Sollte Dinkci nicht öfter auf der letzten Linie des Gegners auf Bälle in die Tiefe lauern? Schuster hatte nach dem 1:4 in Frankfurt angekündigt, Röhl und Dinkci besser einsetzen zu wollen, Dinkci in Stuttgart dann aber zunächst auf der Bank gelassen.

Die relative Ungefährlichkeit im Konter ist aber natürlich nicht nur ein Geschwindigkeitsthema. Wenn die SC-Profis per langem Ball gesucht werden, erreichen sie nur 41,4 Prozent dieser Pässe – die schlechteste Quote nach St. Pauli, Union Berlin und Mainz.

Außerdem gewinnen die Freiburger selten den Ball im eigenen Abwehr-Drittel: Sie haben nur 17,3 defensive Ballgewinne pro Spiel, weniger haben nur Wolfsburg und Bremen. (Zum Vergleich: Leipzig hat 20,3 solcher Ballgewinne pro Partie, Heidenheim 20,2).

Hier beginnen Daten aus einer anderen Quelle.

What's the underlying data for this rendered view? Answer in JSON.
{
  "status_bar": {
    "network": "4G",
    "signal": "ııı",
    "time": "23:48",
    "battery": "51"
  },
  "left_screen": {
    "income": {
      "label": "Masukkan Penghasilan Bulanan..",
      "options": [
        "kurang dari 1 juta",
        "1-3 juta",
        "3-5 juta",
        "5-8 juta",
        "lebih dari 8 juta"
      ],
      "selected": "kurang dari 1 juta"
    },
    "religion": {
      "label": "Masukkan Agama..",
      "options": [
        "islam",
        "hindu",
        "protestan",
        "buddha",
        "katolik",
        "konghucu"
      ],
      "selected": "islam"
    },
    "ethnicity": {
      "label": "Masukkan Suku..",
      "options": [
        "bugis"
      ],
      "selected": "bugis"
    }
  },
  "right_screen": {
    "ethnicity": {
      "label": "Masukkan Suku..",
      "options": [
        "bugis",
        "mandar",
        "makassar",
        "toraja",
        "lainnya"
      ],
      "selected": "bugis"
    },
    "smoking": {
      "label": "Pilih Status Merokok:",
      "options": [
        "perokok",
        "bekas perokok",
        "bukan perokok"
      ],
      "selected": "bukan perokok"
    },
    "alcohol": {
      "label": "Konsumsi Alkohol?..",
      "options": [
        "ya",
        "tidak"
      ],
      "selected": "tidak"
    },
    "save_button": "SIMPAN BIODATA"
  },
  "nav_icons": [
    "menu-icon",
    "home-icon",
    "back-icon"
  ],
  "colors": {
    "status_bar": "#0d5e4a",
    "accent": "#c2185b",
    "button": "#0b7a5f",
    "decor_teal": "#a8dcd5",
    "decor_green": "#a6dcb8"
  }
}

Auch Mit 8,6 abgefangenen Pässen pro Spiel gehört Freiburg zum unteren Drittel der Bundesligisten.

Im eigenen Strafraum hat Freiburg absolut gesehen – wie Dortmund – nur elf Pässe abgefangen, das sind nach Heidenheim und Bayern die wenigsten. Aber die Bayern und auch Dortmund sind im eigenen Strafraum insgesamt deutlich seltener gefordert als der SC oder Teams wie St. Pauli (20), Bremen (21) oder Union Berlin (18), die allerdings mehr Pässe in der eigenen Box abgefangen haben.

Spannend, ob es Freiburg am Samstag im eigenen Stadion schafft, dem Rekordmeister gefährlich zu werden. Und, wenn ja, ob gute Umschaltaktionen dabei eine Rolle spielen werden.